Maintaining data integrity, accuracy and privacy is at the heart of Intel’s industry-leading research efforts. Intel demonstrated how it is accelerating AI deployments in ways that are responsible and secure to help customers and partners solve complex problems:
- BeeKeeperAI uses Intel SGX hardware-based security capabilities and Microsoft Azure’s confidential computing infrastructure to provide a zero-trust platform. It enables an AI algorithm to compute against multiple real-world clinical datasets without compromising the privacy of the data or the intellectual property of the algorithm model. This is accelerating healthcare AI development and deployment innovation by more than 30% to 40% when compared to the current method.
- Intel’s research partnership with the University of Pennsylvania, Perelman School of Medicine’s Federated Tumor Segmentation, or FeTS initiative, uses a set of Intel hardware and open-source software technologies to improve the training of AI models to locate brain tumors. Intel technology helps ensure each institution can participate in improving the fidelity and quality of the inferencing algorithms by using Open Federated Learning (OpenFL). OpenFL enabled 55 institutions across six continents to collaborate while preserving the security and privacy of their individual datasets. The result is an AI model that improves efforts to locate tumors by 33%.
The responsible use of AI also serves as an example of how the industry can come together and pave the path for deployment across verticals that include healthcare, financial services, manufacturing, retail and entertainment, among others.
Quantum-Resistant Cryptography for a Secure Quantum Computing Future
As quantum technology continues to develop, post-quantum experts anticipate a moment in the next 10 to 15 years when, as an industry, it will reach a similar situation as the “millennium bug.” Many call it “Y2Q.”
Quantum computing impacts both symmetric and public key cryptography, and will require the entire ecosystem to bring ingenuity and collaboration to find solutions. To be Y2Q-ready or quantum-resistant by 2030, the time to act is now. Intel is developing a rich cryptography technology pipeline to lead the industry with innovations that are quantum-resistant, including the built-in crypto acceleration in the 3rd Generation Intel Xeon Scalable platform that provides next-generation security without sacrificing performance.
Intel is working proactively to address threats posed by quantum computers.

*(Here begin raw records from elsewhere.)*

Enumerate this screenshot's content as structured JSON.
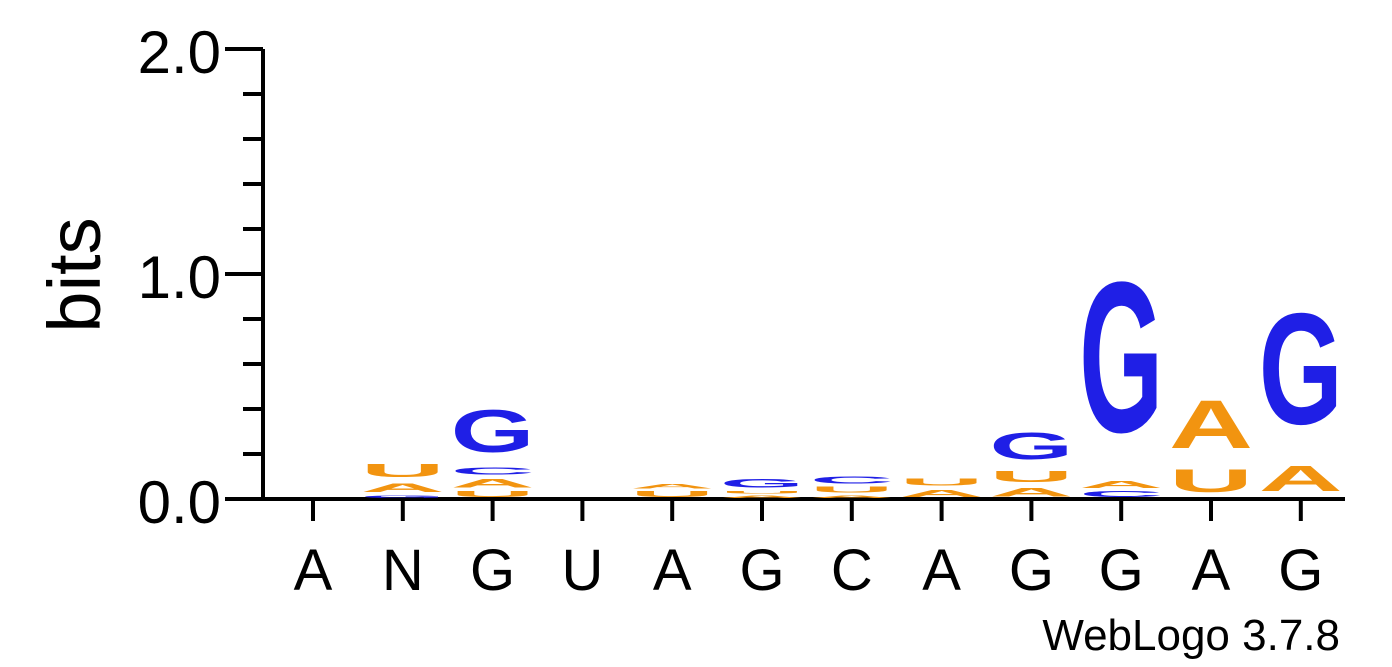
{
  "chart_data": {
    "type": "sequence-logo",
    "ylabel": "bits",
    "ylim": [
      0,
      2
    ],
    "yticks": [
      "0.0",
      "1.0",
      "2.0"
    ],
    "consensus": [
      "A",
      "N",
      "G",
      "U",
      "A",
      "G",
      "C",
      "A",
      "G",
      "G",
      "A",
      "G"
    ],
    "colors": {
      "A": "#f29410",
      "U": "#f29410",
      "G": "#1f1fe6",
      "C": "#1f1fe6"
    },
    "positions": [
      {
        "stack": []
      },
      {
        "stack": [
          {
            "letter": "G",
            "height": 0.02
          },
          {
            "letter": "A",
            "height": 0.06
          },
          {
            "letter": "U",
            "height": 0.09
          }
        ]
      },
      {
        "stack": [
          {
            "letter": "U",
            "height": 0.04
          },
          {
            "letter": "A",
            "height": 0.06
          },
          {
            "letter": "C",
            "height": 0.05
          },
          {
            "letter": "G",
            "height": 0.3
          }
        ]
      },
      {
        "stack": []
      },
      {
        "stack": [
          {
            "letter": "U",
            "height": 0.04
          },
          {
            "letter": "A",
            "height": 0.03
          }
        ]
      },
      {
        "stack": [
          {
            "letter": "A",
            "height": 0.02
          },
          {
            "letter": "U",
            "height": 0.02
          },
          {
            "letter": "G",
            "height": 0.06
          }
        ]
      },
      {
        "stack": [
          {
            "letter": "A",
            "height": 0.02
          },
          {
            "letter": "U",
            "height": 0.04
          },
          {
            "letter": "C",
            "height": 0.05
          }
        ]
      },
      {
        "stack": [
          {
            "letter": "A",
            "height": 0.05
          },
          {
            "letter": "U",
            "height": 0.05
          }
        ]
      },
      {
        "stack": [
          {
            "letter": "A",
            "height": 0.06
          },
          {
            "letter": "U",
            "height": 0.08
          },
          {
            "letter": "G",
            "height": 0.19
          }
        ]
      },
      {
        "stack": [
          {
            "letter": "C",
            "height": 0.04
          },
          {
            "letter": "A",
            "height": 0.05
          },
          {
            "letter": "G",
            "height": 1.07
          }
        ]
      },
      {
        "stack": [
          {
            "letter": "U",
            "height": 0.16
          },
          {
            "letter": "A",
            "height": 0.34
          }
        ]
      },
      {
        "stack": [
          {
            "letter": "A",
            "height": 0.18
          },
          {
            "letter": "G",
            "height": 0.79
          }
        ]
      }
    ]
  },
  "footer": {
    "credit": "WebLogo 3.7.8"
  }
}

The company developed crypto guidelines for Intel products, actively contributed to post-quantum crypto standardization efforts and is evaluating the new families of crypto algorithms being considered for standardization by the National Institute of Standards and Technology (NIST).
Intel has adopted a phased approach to address threats posed by quantum computing:
- Address the problem of data harvesting by increasing key and digest sizes for symmetric crypto algorithms.

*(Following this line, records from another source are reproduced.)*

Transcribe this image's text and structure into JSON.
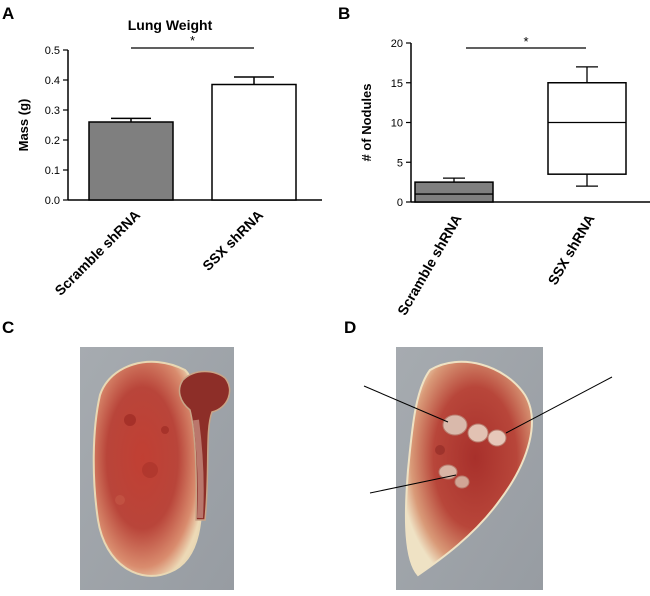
{
  "panels": {
    "a": "A",
    "b": "B",
    "c": "C",
    "d": "D"
  },
  "chart_data": [
    {
      "type": "bar",
      "panel": "A",
      "title": "Lung Weight",
      "xlabel": "",
      "ylabel": "Mass (g)",
      "ylim": [
        0,
        0.5
      ],
      "yticks": [
        "0.0",
        "0.1",
        "0.2",
        "0.3",
        "0.4",
        "0.5"
      ],
      "categories": [
        "Scramble shRNA",
        "SSX shRNA"
      ],
      "values": [
        0.26,
        0.385
      ],
      "errors": [
        0.012,
        0.025
      ],
      "fills": [
        "#7f7f7f",
        "#ffffff"
      ],
      "significance": "*"
    },
    {
      "type": "box",
      "panel": "B",
      "title": "",
      "xlabel": "",
      "ylabel": "# of Nodules",
      "ylim": [
        0,
        20
      ],
      "yticks": [
        "0",
        "5",
        "10",
        "15",
        "20"
      ],
      "categories": [
        "Scramble shRNA",
        "SSX shRNA"
      ],
      "boxes": [
        {
          "min": 0,
          "q1": 0,
          "median": 1,
          "q3": 2.5,
          "max": 3
        },
        {
          "min": 2,
          "q1": 3.5,
          "median": 10,
          "q3": 15,
          "max": 17
        }
      ],
      "fills": [
        "#7f7f7f",
        "#ffffff"
      ],
      "significance": "*"
    }
  ],
  "photos": {
    "c": {
      "name": "lung-photo-scramble",
      "tissue": "#b83a30"
    },
    "d": {
      "name": "lung-photo-ssx",
      "tissue": "#b03530"
    }
  },
  "colors": {
    "axis": "#000000",
    "background": "#ffffff",
    "photo_bg": "#9fa4a8"
  }
}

- Increase robustness of code signing applications such as authentication of firmware and software with quantum-resistant algorithms. This helps guard against attacks that break classical crypto to run malicious code.
- Secure the internet with post-quantum crypto algorithms standardized by NIST. This includes key encapsulation and digital signature algorithms fundamental to securing transactions over the web.
Security technologies must accommodate not just the needs of today, but those of tomorrow. Intel’s breadth and depth of hardware and software technologies enable customers to derive additional value from their existing platforms.